Denver Airport to Study Nuclear Power Option

Originally published at: Denver Airport to Study Nuclear Power Option - AVweb

Small modular reactor proposal aims for clean, consistent energy supply

As a former Navy reactor operator I have to agree with ALL the comments in the article, both pro and con.

Waste is the key concern for me. The Navy has procedures and facilities for handling expended reactor cores, civilian plants do not. Cores are stored on site until there is a safer place to put them.

If the currrent administration thinks they can win elections without Nevada, maybe they’ll push for final approval of the long planned storage site there at Yucca Mountain.

Disposal of nuclear waste needs more effort but also examination of potential for re-use. Some scientists think it is feasible, but government may not want private enterprises to be in possession of it.

I read that Ukraine recycles in one nuclear power station. (It inherited several from the USSR.)

Certainly don’t need the leaking liquids mess aat Hanford WA.

The important thing that the article failed to address (or maybe the airport press release didn’t mention it) is what kind of reactor is it? If it’s uranium, then all the comments and risk about waste, ability to use the fuel to make a bomb, etc. apply. And how can you consider uranium reactors ‘clean’ when the ‘exhaust’ remains lethal for 1000’s of years? That’s just stupid marketing.

However, thorium small reactors look very promising, and I think India and China have made a lot of progress with this. From what I’ve read, thorium is the way to go - waste is much more managable, and it’ll actually burn up radioactive waste. And you can’t make a bomb from it. And you can make them neighborhood-sized. Or one could power a containerized cargo ship instead of by polluting fossil fuel engines. We should be going in this direction, not the uranium direction.

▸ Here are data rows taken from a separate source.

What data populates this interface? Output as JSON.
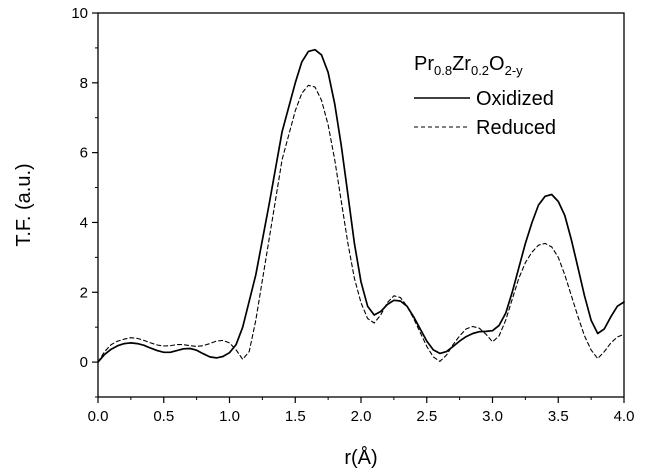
{
  "chart_data": {
    "type": "line",
    "xlabel": "r(Å)",
    "ylabel": "T.F. (a.u.)",
    "xlim": [
      0.0,
      4.0
    ],
    "ylim": [
      -1,
      10
    ],
    "x_ticks": [
      0.0,
      0.5,
      1.0,
      1.5,
      2.0,
      2.5,
      3.0,
      3.5,
      4.0
    ],
    "x_tick_labels": [
      "0.0",
      "0.5",
      "1.0",
      "1.5",
      "2.0",
      "2.5",
      "3.0",
      "3.5",
      "4.0"
    ],
    "y_ticks": [
      0,
      2,
      4,
      6,
      8,
      10
    ],
    "y_tick_labels": [
      "0",
      "2",
      "4",
      "6",
      "8",
      "10"
    ],
    "grid": false,
    "legend": {
      "position": "top-right",
      "title": {
        "base": "Pr",
        "s1": "0.8",
        "m1": "Zr",
        "s2": "0.2",
        "m2": "O",
        "s3": "2-y"
      }
    },
    "series": [
      {
        "name": "Oxidized",
        "style": "solid",
        "color": "#000000",
        "points": [
          [
            0.0,
            0.0
          ],
          [
            0.05,
            0.22
          ],
          [
            0.1,
            0.37
          ],
          [
            0.15,
            0.47
          ],
          [
            0.2,
            0.53
          ],
          [
            0.25,
            0.55
          ],
          [
            0.3,
            0.53
          ],
          [
            0.35,
            0.48
          ],
          [
            0.4,
            0.4
          ],
          [
            0.45,
            0.33
          ],
          [
            0.5,
            0.28
          ],
          [
            0.55,
            0.28
          ],
          [
            0.6,
            0.33
          ],
          [
            0.65,
            0.38
          ],
          [
            0.7,
            0.39
          ],
          [
            0.75,
            0.34
          ],
          [
            0.8,
            0.24
          ],
          [
            0.85,
            0.15
          ],
          [
            0.9,
            0.12
          ],
          [
            0.95,
            0.16
          ],
          [
            1.0,
            0.27
          ],
          [
            1.05,
            0.5
          ],
          [
            1.1,
            1.0
          ],
          [
            1.2,
            2.5
          ],
          [
            1.3,
            4.5
          ],
          [
            1.4,
            6.6
          ],
          [
            1.5,
            8.0
          ],
          [
            1.55,
            8.6
          ],
          [
            1.6,
            8.9
          ],
          [
            1.65,
            8.95
          ],
          [
            1.7,
            8.8
          ],
          [
            1.75,
            8.3
          ],
          [
            1.8,
            7.4
          ],
          [
            1.85,
            6.2
          ],
          [
            1.9,
            4.8
          ],
          [
            1.95,
            3.4
          ],
          [
            2.0,
            2.3
          ],
          [
            2.05,
            1.6
          ],
          [
            2.1,
            1.35
          ],
          [
            2.15,
            1.45
          ],
          [
            2.2,
            1.65
          ],
          [
            2.25,
            1.77
          ],
          [
            2.3,
            1.75
          ],
          [
            2.35,
            1.6
          ],
          [
            2.4,
            1.3
          ],
          [
            2.45,
            0.95
          ],
          [
            2.5,
            0.6
          ],
          [
            2.55,
            0.35
          ],
          [
            2.6,
            0.25
          ],
          [
            2.65,
            0.3
          ],
          [
            2.7,
            0.45
          ],
          [
            2.75,
            0.6
          ],
          [
            2.8,
            0.73
          ],
          [
            2.85,
            0.82
          ],
          [
            2.9,
            0.87
          ],
          [
            2.95,
            0.88
          ],
          [
            3.0,
            0.9
          ],
          [
            3.05,
            1.05
          ],
          [
            3.1,
            1.4
          ],
          [
            3.15,
            2.0
          ],
          [
            3.2,
            2.7
          ],
          [
            3.25,
            3.4
          ],
          [
            3.3,
            4.0
          ],
          [
            3.35,
            4.5
          ],
          [
            3.4,
            4.75
          ],
          [
            3.45,
            4.8
          ],
          [
            3.5,
            4.6
          ],
          [
            3.55,
            4.2
          ],
          [
            3.6,
            3.5
          ],
          [
            3.65,
            2.7
          ],
          [
            3.7,
            1.9
          ],
          [
            3.75,
            1.2
          ],
          [
            3.8,
            0.82
          ],
          [
            3.85,
            0.95
          ],
          [
            3.9,
            1.3
          ],
          [
            3.95,
            1.6
          ],
          [
            4.0,
            1.72
          ]
        ]
      },
      {
        "name": "Reduced",
        "style": "dashed",
        "color": "#000000",
        "points": [
          [
            0.0,
            0.0
          ],
          [
            0.05,
            0.3
          ],
          [
            0.1,
            0.5
          ],
          [
            0.15,
            0.6
          ],
          [
            0.2,
            0.66
          ],
          [
            0.25,
            0.7
          ],
          [
            0.3,
            0.68
          ],
          [
            0.35,
            0.62
          ],
          [
            0.4,
            0.55
          ],
          [
            0.45,
            0.49
          ],
          [
            0.5,
            0.46
          ],
          [
            0.55,
            0.47
          ],
          [
            0.6,
            0.5
          ],
          [
            0.65,
            0.5
          ],
          [
            0.7,
            0.47
          ],
          [
            0.75,
            0.45
          ],
          [
            0.8,
            0.47
          ],
          [
            0.85,
            0.53
          ],
          [
            0.9,
            0.6
          ],
          [
            0.95,
            0.62
          ],
          [
            1.0,
            0.55
          ],
          [
            1.05,
            0.35
          ],
          [
            1.1,
            0.08
          ],
          [
            1.15,
            0.3
          ],
          [
            1.2,
            1.2
          ],
          [
            1.3,
            3.5
          ],
          [
            1.4,
            5.8
          ],
          [
            1.5,
            7.2
          ],
          [
            1.55,
            7.7
          ],
          [
            1.6,
            7.93
          ],
          [
            1.65,
            7.88
          ],
          [
            1.7,
            7.5
          ],
          [
            1.75,
            6.8
          ],
          [
            1.8,
            5.8
          ],
          [
            1.85,
            4.6
          ],
          [
            1.9,
            3.4
          ],
          [
            1.95,
            2.4
          ],
          [
            2.0,
            1.7
          ],
          [
            2.05,
            1.25
          ],
          [
            2.1,
            1.12
          ],
          [
            2.15,
            1.35
          ],
          [
            2.2,
            1.7
          ],
          [
            2.25,
            1.9
          ],
          [
            2.3,
            1.85
          ],
          [
            2.35,
            1.6
          ],
          [
            2.4,
            1.25
          ],
          [
            2.45,
            0.85
          ],
          [
            2.5,
            0.45
          ],
          [
            2.55,
            0.15
          ],
          [
            2.6,
            0.02
          ],
          [
            2.65,
            0.2
          ],
          [
            2.7,
            0.5
          ],
          [
            2.75,
            0.75
          ],
          [
            2.8,
            0.95
          ],
          [
            2.85,
            1.02
          ],
          [
            2.9,
            0.97
          ],
          [
            2.95,
            0.8
          ],
          [
            3.0,
            0.58
          ],
          [
            3.05,
            0.75
          ],
          [
            3.1,
            1.2
          ],
          [
            3.15,
            1.8
          ],
          [
            3.2,
            2.4
          ],
          [
            3.25,
            2.85
          ],
          [
            3.3,
            3.15
          ],
          [
            3.35,
            3.35
          ],
          [
            3.4,
            3.4
          ],
          [
            3.45,
            3.3
          ],
          [
            3.5,
            3.0
          ],
          [
            3.55,
            2.5
          ],
          [
            3.6,
            1.9
          ],
          [
            3.65,
            1.3
          ],
          [
            3.7,
            0.75
          ],
          [
            3.75,
            0.35
          ],
          [
            3.8,
            0.1
          ],
          [
            3.85,
            0.3
          ],
          [
            3.9,
            0.55
          ],
          [
            3.95,
            0.72
          ],
          [
            4.0,
            0.8
          ]
        ]
      }
    ]
  }
}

New high temperature fast (neutron velocity) reactors can actually burn existing nuclear waste after startup. They also burn most of the fuel and produce far less waste.and are more energy efficient than the existing light water reactors. I would consider them the safest and greenest source of power.

Mr. Drake has done his homework - these are the safest, least wasteful, power generation units available to us. The other green options, wind and solar, produce far more waste.

This really sounds like a way to introduce it to the public, so they can get their heads around it, before they do it. Standard practice in our politicized world.